According to the report, approximately 6,000 of the card's initial accounts remain active, with an average monthly balance of under $1,400. Cardholders paid just over a half million dollars in finance charges during the year, contributing to an overall "community profit" of $197,326. However, company officials stated that the profit fell short of internal profitability targets, due to lower than expected adoption of paperless statements and a short-term uptick in charge-offs during the first quarter of 2013.

Barclaycard Ring's annual report represents the fulfillment of the bank's pledge to operate its new card with unprecedented transparency. Company representatives use posts to a member blog to solicit feedback on new product features and marketing initiatives. In the card's first year on the market, Barclaycard has delivered on promises such as:

  • An automated pre-qualification system that matches Barclaycard products to prospective applicants without requiring a credit report lookup.
  • An adjusted late fee policy that removed three extra payment days, while adding one late fee waiver per year.
  • An enhanced mobile app with a "quick view" of key account details.
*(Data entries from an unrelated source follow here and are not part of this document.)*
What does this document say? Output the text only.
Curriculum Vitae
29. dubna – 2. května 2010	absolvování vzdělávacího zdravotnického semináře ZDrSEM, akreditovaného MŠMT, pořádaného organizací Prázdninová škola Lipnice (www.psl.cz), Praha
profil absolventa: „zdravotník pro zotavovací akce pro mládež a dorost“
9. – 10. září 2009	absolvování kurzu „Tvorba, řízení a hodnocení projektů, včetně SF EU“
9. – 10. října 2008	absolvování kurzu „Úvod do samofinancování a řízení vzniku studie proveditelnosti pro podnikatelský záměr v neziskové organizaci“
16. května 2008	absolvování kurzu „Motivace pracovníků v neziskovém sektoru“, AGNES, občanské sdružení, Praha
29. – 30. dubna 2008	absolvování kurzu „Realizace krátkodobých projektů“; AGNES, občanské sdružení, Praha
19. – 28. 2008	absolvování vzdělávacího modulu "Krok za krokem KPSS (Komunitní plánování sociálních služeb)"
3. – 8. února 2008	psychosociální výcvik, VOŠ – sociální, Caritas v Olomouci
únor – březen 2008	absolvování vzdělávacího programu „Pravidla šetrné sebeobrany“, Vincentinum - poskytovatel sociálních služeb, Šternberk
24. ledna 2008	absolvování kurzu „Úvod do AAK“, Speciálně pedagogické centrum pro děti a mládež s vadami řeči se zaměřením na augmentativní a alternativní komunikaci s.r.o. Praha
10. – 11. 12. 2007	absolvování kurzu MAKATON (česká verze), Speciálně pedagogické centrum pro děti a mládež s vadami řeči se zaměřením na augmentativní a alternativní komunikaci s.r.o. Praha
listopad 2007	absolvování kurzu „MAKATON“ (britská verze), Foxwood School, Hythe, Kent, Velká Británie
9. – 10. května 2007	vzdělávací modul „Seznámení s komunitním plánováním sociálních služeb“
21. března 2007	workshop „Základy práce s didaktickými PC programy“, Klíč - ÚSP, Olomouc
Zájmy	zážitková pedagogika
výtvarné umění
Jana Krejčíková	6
Modifications currently under member discussion include:

  • Inclusion of contactless RFID or embedded EMV chips. Although current Barclaycard Ring cards include the contactless chip, members have debated whether the community could save money by removing the chip in future cards. Likewise, a vocal group of users has championed including an embedded EMV chip to make transactions easier in Europe.

With one of the few no fee balance transfer deals on the market, Barclaycard has positioned Ring as a way for consumers to cash in on their existing rewards credit cards while taking advantage of a very low interest rate. Program managers have cautioned that the card's variable rate will rise with the Prime Rate as the economy improves, but that they intend to maintain a lower rate than most competitors.